The Hitchhiker's Guide to the Galaxy

by Douglas Adams

 

Reviewed by Ruby


The book is very similar to the movie, but at the same time it is very different form the movie. Very different.

Like the film, Arthur Dent's house is about to be demolished, as is his planet. He is saved by his friend Ford, who is, in reality, an alien that writes for The Hitchhiker's Guide to the Galaxy. Unfortunately for Ford, he's been stuck on Earth for the past 15 years.   

They end up on a Vogon ship and then are ejected into space, where they are picked up by the Heart of Gold. That ship was stolen by the President of the Galaxy. This is where things go differently than in the film. And to tell you the truth, I like the way the book does it better.

They make their way to a planet called Magrathea, that supposedly doesn't exist. It's a myth. Well they find it. On this planet they build custom planets for people. It's very expensive, and the rest of the galaxy went bankrupt from buying so many custom planets. So the people of Magrathea went into deep sleep until their custom planets could be afforded once again. Well, that happens in the film, but there is this entire scene involving the President's running mate that is no where in the book. Maybe it's in an other book?
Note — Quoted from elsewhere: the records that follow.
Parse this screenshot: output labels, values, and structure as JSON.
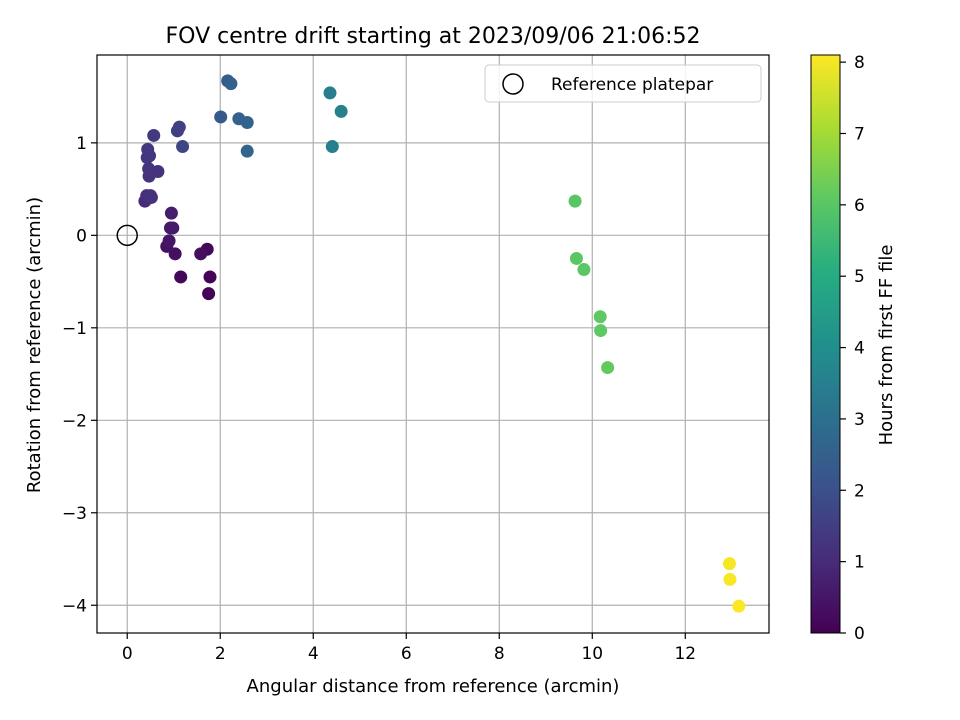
{
  "chart_data": {
    "type": "scatter",
    "title": "FOV centre drift starting at 2023/09/06 21:06:52",
    "xlabel": "Angular distance from reference (arcmin)",
    "ylabel": "Rotation from reference (arcmin)",
    "xlim": [
      -0.65,
      13.8
    ],
    "ylim": [
      -4.3,
      1.95
    ],
    "xticks": [
      0,
      2,
      4,
      6,
      8,
      10,
      12
    ],
    "yticks": [
      -4,
      -3,
      -2,
      -1,
      0,
      1
    ],
    "grid": true,
    "legend": {
      "position": "top-right",
      "entries": [
        "Reference platepar"
      ]
    },
    "reference_point": {
      "label": "Reference platepar",
      "x": 0,
      "y": 0
    },
    "colorbar": {
      "label": "Hours from first FF file",
      "range": [
        0,
        8.1
      ],
      "ticks": [
        0,
        1,
        2,
        3,
        4,
        5,
        6,
        7,
        8
      ],
      "colormap": "viridis"
    },
    "series": [
      {
        "x": [
          1.75,
          1.78,
          1.15,
          1.72,
          1.58,
          1.03,
          0.85,
          0.9,
          0.93,
          0.98,
          0.95,
          0.38,
          0.45,
          0.52,
          0.42,
          0.5,
          0.47,
          0.66,
          0.46,
          0.48,
          0.43,
          0.44,
          0.57,
          1.08,
          1.12,
          1.19,
          2.01,
          2.16,
          2.23,
          2.4,
          2.58,
          2.58,
          4.36,
          4.41,
          4.6,
          9.63,
          9.66,
          9.82,
          10.17,
          10.18,
          10.33,
          12.95,
          12.96,
          13.15
        ],
        "y": [
          -0.63,
          -0.45,
          -0.45,
          -0.15,
          -0.2,
          -0.2,
          -0.12,
          -0.06,
          0.08,
          0.08,
          0.24,
          0.37,
          0.4,
          0.41,
          0.43,
          0.43,
          0.64,
          0.69,
          0.72,
          0.86,
          0.84,
          0.93,
          1.08,
          1.13,
          1.17,
          0.96,
          1.28,
          1.67,
          1.64,
          1.26,
          1.22,
          0.91,
          1.54,
          0.96,
          1.34,
          0.37,
          -0.25,
          -0.37,
          -0.88,
          -1.03,
          -1.43,
          -3.55,
          -3.72,
          -4.01
        ],
        "hours": [
          0.05,
          0.1,
          0.15,
          0.2,
          0.3,
          0.35,
          0.4,
          0.5,
          0.55,
          0.6,
          0.65,
          1.0,
          1.05,
          1.1,
          1.1,
          1.15,
          1.2,
          1.2,
          1.25,
          1.3,
          1.3,
          1.35,
          1.4,
          1.5,
          1.55,
          1.75,
          2.3,
          2.4,
          2.5,
          2.55,
          2.6,
          2.65,
          3.45,
          3.5,
          3.55,
          6.0,
          6.05,
          6.05,
          6.1,
          6.1,
          6.15,
          8.0,
          8.05,
          8.1
        ]
      }
    ]
  }
}
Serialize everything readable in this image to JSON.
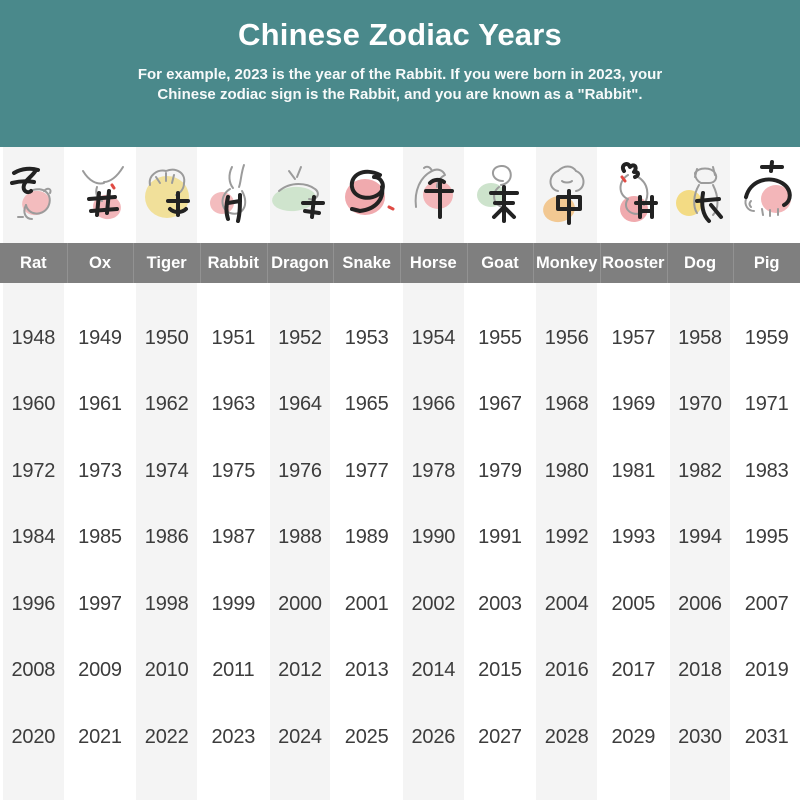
{
  "header": {
    "title": "Chinese Zodiac Years",
    "subtitle_line1": "For example, 2023 is the year of the Rabbit. If you were born in 2023, your",
    "subtitle_line2": "Chinese zodiac sign is the Rabbit, and you are known as a \"Rabbit\".",
    "background_color": "#4a898b",
    "text_color": "#ffffff"
  },
  "zodiac_table": {
    "name_bar_color": "#7f7f7f",
    "alt_column_color": "#f4f4f4",
    "year_text_color": "#3c3c3c",
    "columns": [
      {
        "name": "Rat",
        "zodiac_char": "子",
        "blob_color": "#f3bcbe",
        "years": [
          1948,
          1960,
          1972,
          1984,
          1996,
          2008,
          2020
        ]
      },
      {
        "name": "Ox",
        "zodiac_char": "丑",
        "blob_color": "#f2b6ba",
        "years": [
          1949,
          1961,
          1973,
          1985,
          1997,
          2009,
          2021
        ]
      },
      {
        "name": "Tiger",
        "zodiac_char": "寅",
        "blob_color": "#f1e09a",
        "years": [
          1950,
          1962,
          1974,
          1986,
          1998,
          2010,
          2022
        ]
      },
      {
        "name": "Rabbit",
        "zodiac_char": "卯",
        "blob_color": "#f3bcbe",
        "years": [
          1951,
          1963,
          1975,
          1987,
          1999,
          2011,
          2023
        ]
      },
      {
        "name": "Dragon",
        "zodiac_char": "辰",
        "blob_color": "#cfe4cd",
        "years": [
          1952,
          1964,
          1976,
          1988,
          2000,
          2012,
          2024
        ]
      },
      {
        "name": "Snake",
        "zodiac_char": "巳",
        "blob_color": "#f0aaae",
        "years": [
          1953,
          1965,
          1977,
          1989,
          2001,
          2013,
          2025
        ]
      },
      {
        "name": "Horse",
        "zodiac_char": "午",
        "blob_color": "#f3b6b9",
        "years": [
          1954,
          1966,
          1978,
          1990,
          2002,
          2014,
          2026
        ]
      },
      {
        "name": "Goat",
        "zodiac_char": "未",
        "blob_color": "#cde3cc",
        "years": [
          1955,
          1967,
          1979,
          1991,
          2003,
          2015,
          2027
        ]
      },
      {
        "name": "Monkey",
        "zodiac_char": "申",
        "blob_color": "#f2c892",
        "years": [
          1956,
          1968,
          1980,
          1992,
          2004,
          2016,
          2028
        ]
      },
      {
        "name": "Rooster",
        "zodiac_char": "酉",
        "blob_color": "#f0aaae",
        "years": [
          1957,
          1969,
          1981,
          1993,
          2005,
          2017,
          2029
        ]
      },
      {
        "name": "Dog",
        "zodiac_char": "戌",
        "blob_color": "#f3db84",
        "years": [
          1958,
          1970,
          1982,
          1994,
          2006,
          2018,
          2030
        ]
      },
      {
        "name": "Pig",
        "zodiac_char": "亥",
        "blob_color": "#f3b6b9",
        "years": [
          1959,
          1971,
          1983,
          1995,
          2007,
          2019,
          2031
        ]
      }
    ]
  },
  "chart_data": {
    "type": "table",
    "title": "Chinese Zodiac Years",
    "categories": [
      "Rat",
      "Ox",
      "Tiger",
      "Rabbit",
      "Dragon",
      "Snake",
      "Horse",
      "Goat",
      "Monkey",
      "Rooster",
      "Dog",
      "Pig"
    ],
    "rows": [
      [
        1948,
        1949,
        1950,
        1951,
        1952,
        1953,
        1954,
        1955,
        1956,
        1957,
        1958,
        1959
      ],
      [
        1960,
        1961,
        1962,
        1963,
        1964,
        1965,
        1966,
        1967,
        1968,
        1969,
        1970,
        1971
      ],
      [
        1972,
        1973,
        1974,
        1975,
        1976,
        1977,
        1978,
        1979,
        1980,
        1981,
        1982,
        1983
      ],
      [
        1984,
        1985,
        1986,
        1987,
        1988,
        1989,
        1990,
        1991,
        1992,
        1993,
        1994,
        1995
      ],
      [
        1996,
        1997,
        1998,
        1999,
        2000,
        2001,
        2002,
        2003,
        2004,
        2005,
        2006,
        2007
      ],
      [
        2008,
        2009,
        2010,
        2011,
        2012,
        2013,
        2014,
        2015,
        2016,
        2017,
        2018,
        2019
      ],
      [
        2020,
        2021,
        2022,
        2023,
        2024,
        2025,
        2026,
        2027,
        2028,
        2029,
        2030,
        2031
      ]
    ]
  }
}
It turns out that Earth was custom built by mice. Because they wanted to find the ultimate question for the ultimate answer given by the computer Deep Thought. They were five minutes away from finding out the answer when the Vogons destroyed the planet. A little pissed, they got the ship to Magrathea, so that can order a new Earth. But, apparently mice are as lazy as the rest of us and htey don't want to go through a ten million years experiment again, so the want to take Arthur's brain. Since he was there only a moment before the Earth was destroyed they figure the question was imprinted on his brain.

Arthur and the rest make it out and then head over to the restaurant on the other side of the universe. The mice, on the other hand decide to make up an ultimate question and head back to their dimension.

I liked this book. It was kooky and fun and didn't take itself seriously. I really didn't like the style of writing, because in some parts it wasn't exactly clear what he was trying to say, but other than that I really enjoyed the book.